My guess is probably not at all. Because I've never seen the option in a notebook computer, and as the purpose is to pass emissions regulation, I assume it was enabled in the machines they tested. And that the difference in the emitted frequencies of various operations is much greater than any variation of the base clock.
IIRC what it does is add some (tiny amount of) jitter to the clock signal; what this does is to "flatten" the spectrum of the emitted signal slightly (because instead of having a peak at 1GHz, let's say, it's going to be spread around, but centered on that frequency)

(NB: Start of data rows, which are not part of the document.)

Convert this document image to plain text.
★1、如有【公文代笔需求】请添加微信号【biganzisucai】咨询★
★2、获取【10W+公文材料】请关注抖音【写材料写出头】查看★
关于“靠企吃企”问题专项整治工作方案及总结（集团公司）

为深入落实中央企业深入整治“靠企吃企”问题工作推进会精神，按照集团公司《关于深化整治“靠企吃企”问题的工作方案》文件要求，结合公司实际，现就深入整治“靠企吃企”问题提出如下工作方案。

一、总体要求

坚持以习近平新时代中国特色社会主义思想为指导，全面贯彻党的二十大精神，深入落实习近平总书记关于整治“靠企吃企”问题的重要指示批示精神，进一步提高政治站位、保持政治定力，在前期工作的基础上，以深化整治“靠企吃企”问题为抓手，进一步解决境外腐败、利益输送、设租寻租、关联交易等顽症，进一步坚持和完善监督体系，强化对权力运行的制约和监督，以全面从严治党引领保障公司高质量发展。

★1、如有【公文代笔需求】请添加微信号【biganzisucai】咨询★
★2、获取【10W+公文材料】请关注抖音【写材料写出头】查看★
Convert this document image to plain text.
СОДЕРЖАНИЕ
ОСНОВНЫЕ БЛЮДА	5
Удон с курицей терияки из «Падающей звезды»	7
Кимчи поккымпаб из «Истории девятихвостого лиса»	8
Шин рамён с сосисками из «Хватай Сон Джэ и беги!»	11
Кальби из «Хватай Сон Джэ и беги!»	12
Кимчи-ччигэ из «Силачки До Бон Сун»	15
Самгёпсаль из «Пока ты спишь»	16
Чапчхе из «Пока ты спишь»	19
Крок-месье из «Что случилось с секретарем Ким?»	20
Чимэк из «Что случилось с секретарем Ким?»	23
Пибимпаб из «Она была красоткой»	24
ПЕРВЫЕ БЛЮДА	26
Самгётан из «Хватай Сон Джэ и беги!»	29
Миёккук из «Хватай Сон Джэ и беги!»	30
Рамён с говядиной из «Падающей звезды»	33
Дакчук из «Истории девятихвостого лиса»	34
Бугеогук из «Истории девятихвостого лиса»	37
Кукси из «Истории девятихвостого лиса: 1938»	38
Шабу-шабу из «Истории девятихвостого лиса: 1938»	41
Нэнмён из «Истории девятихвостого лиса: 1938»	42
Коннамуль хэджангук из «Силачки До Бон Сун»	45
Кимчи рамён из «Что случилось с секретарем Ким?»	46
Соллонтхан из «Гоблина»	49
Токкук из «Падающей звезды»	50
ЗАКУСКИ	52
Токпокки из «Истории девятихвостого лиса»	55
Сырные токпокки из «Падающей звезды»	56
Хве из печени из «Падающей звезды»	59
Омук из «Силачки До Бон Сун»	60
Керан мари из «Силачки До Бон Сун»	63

The reason the feature exists is so the equipment can pass EMC (electromagnetic compatibility) tests such as FCC Part 15 for emissions. By spreading the radiated energy further out across the frequency domain, the peak amplitude is reduced and you stay under the limit. Of course this raises the noise floor for everyone, but my sheep ought to be able to graze in the common.
Having been through FCC testing, I can confidently say that the MacBook's case, and really any metal, consumer computer case, will do very little to help. EM radiation will leak through any gaps you have in that metal, and leak out any cables you have plugged into the machine that aren't also caged. For example: the power cable, USB cables, display cable, etc.
Now if you'll excuse me, I'm going to crawl into a ball and cry away the FCC testing tears.
I was recently surprised by a claim on some website that in order to shield the inside from EM interference, the cage would need to be grounded, otherwise it may enhance the interference. Is that true? I would expect grounding to be necessary only for preventing the cage from acting like an antenna for the equipment inside, but the shielding effect should work regardless of grounding... could you share some of your experience with those cage rooms?
[1] https://en.wikipedia.org/wiki/Blinding_(cryptography)
Edit: And BTW, yet one more argument for NaCl or libsodium, which boasts "no data-dependent branches."